Working at Continental, I learned a lot of applicability. It’s one thing in school to learn the material, but it’s another thing completely to learn real world applications. That perspective was imperative for me. I focused on learning as much as I possibly could. I had incredible mentors that helped show me the ropes: Tom H., Tim D., Mark K., Kurt P. to name a few.

After my co-op, I was offered a full-time position. I began working 7:00a.m. – 4:00p.m. and then going to school from 5:00p.m. to around 9:00p.m. or later. While I was still taking a full load of credits, I had to focus on getting my career started. I ended up letting go of most aspects of my social life, which kept me out of trouble. This new phase of my job was even better.

I started introducing microcontroller opportunities to automate anything I had to do more than once. That meant I could automatically test the units I had to manually test before.

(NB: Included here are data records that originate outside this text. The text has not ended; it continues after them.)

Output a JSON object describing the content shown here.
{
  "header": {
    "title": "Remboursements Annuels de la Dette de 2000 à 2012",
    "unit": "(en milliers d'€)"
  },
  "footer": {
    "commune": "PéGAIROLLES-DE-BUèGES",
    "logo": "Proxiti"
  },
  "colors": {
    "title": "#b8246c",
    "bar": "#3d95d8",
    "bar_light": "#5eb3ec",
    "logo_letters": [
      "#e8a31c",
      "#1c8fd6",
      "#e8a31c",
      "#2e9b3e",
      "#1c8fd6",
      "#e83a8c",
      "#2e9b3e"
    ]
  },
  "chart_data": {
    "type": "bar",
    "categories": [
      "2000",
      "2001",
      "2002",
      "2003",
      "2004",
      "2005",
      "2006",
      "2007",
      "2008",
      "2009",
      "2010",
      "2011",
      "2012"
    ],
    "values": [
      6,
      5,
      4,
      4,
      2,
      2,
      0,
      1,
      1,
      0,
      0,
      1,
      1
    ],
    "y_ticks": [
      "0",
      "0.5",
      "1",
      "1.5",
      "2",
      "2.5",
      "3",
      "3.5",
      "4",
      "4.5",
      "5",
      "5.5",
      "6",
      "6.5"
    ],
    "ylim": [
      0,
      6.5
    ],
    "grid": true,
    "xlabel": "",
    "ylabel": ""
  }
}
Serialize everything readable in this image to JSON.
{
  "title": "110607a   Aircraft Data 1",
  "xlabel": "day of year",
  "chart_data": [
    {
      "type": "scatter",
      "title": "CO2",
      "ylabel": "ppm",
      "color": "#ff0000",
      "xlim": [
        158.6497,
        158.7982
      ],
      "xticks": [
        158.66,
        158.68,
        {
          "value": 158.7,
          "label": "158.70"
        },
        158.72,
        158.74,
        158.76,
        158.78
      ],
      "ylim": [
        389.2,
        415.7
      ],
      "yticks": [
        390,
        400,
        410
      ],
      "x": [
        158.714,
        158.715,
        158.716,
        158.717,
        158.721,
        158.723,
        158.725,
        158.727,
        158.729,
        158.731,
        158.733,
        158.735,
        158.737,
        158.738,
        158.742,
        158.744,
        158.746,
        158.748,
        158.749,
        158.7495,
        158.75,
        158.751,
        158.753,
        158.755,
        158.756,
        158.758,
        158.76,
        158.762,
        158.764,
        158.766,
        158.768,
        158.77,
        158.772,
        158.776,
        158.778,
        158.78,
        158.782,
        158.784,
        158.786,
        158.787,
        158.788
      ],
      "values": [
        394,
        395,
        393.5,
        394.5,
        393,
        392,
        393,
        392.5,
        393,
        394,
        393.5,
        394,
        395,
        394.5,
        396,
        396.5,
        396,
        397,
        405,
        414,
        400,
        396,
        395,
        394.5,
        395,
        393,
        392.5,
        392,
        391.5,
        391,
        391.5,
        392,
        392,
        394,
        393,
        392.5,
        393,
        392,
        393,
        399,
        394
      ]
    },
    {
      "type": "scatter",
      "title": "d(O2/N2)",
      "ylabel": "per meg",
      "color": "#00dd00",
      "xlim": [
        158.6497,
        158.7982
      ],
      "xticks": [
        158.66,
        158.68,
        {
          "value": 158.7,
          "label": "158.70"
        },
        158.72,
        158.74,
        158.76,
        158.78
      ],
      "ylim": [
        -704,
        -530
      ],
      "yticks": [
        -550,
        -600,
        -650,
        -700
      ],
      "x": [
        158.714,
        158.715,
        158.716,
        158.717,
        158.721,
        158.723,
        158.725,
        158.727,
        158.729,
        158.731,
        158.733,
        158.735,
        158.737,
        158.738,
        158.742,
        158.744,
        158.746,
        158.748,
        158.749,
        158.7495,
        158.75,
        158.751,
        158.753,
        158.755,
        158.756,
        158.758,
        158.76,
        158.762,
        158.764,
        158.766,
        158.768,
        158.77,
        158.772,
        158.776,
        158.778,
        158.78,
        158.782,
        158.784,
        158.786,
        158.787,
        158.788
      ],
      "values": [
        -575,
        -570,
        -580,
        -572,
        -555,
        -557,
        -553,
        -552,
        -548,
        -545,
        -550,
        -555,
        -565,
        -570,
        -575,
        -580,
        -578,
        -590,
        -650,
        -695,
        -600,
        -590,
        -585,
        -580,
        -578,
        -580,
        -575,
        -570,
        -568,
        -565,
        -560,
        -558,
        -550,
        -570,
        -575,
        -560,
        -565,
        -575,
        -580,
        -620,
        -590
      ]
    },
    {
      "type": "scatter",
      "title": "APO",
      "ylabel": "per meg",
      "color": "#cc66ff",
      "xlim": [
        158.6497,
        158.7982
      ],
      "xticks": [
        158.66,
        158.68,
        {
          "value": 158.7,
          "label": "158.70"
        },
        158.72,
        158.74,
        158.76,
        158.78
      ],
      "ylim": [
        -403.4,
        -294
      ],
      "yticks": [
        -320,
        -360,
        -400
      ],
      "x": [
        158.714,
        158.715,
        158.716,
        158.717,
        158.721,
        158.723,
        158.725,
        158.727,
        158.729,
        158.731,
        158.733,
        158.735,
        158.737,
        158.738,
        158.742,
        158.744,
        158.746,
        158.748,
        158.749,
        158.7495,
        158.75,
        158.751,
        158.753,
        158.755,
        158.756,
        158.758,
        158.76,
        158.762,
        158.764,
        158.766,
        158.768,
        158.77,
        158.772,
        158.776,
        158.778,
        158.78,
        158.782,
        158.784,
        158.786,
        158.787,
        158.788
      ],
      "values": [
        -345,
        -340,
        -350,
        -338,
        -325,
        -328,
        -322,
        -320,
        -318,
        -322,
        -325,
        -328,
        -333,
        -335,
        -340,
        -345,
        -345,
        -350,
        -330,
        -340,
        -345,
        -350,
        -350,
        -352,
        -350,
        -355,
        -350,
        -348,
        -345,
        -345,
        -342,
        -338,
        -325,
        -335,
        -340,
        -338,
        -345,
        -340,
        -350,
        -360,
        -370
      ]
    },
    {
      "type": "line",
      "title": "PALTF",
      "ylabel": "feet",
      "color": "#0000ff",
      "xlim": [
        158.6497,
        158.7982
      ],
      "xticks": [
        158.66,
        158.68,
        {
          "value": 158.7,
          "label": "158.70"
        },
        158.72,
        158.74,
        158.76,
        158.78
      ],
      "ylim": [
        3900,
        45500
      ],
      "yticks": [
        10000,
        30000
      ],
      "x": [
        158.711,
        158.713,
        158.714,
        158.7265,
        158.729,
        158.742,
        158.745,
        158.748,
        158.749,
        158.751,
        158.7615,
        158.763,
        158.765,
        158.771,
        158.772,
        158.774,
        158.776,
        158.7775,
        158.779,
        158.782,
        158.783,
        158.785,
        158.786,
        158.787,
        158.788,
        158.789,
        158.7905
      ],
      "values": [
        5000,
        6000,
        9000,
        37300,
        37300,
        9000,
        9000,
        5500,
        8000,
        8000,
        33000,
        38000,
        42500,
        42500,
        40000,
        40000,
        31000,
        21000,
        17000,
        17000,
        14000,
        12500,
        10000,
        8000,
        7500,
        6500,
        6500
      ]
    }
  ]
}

That’s how I started my career: I learned computer programming, so that I could program and automate work I had to do in Excel. I taught myself how to create schematics and my own PCBs so I could go from concept to prototype in-house. I asked to go to conferences and take seminars to learn more about what I was interested in. Everyone was supportive of me at the time.

I learned early on that I had to drive my own growth and path to success.

Six months before I graduated, I went to my manager and asked him if they were interested in hiring me full time or if I had to start looking for a job. Within a week, they gave me a job offer - my first official offer letter. I don’t remember negotiating or even looking at it - I knew this was exactly the job I wanted.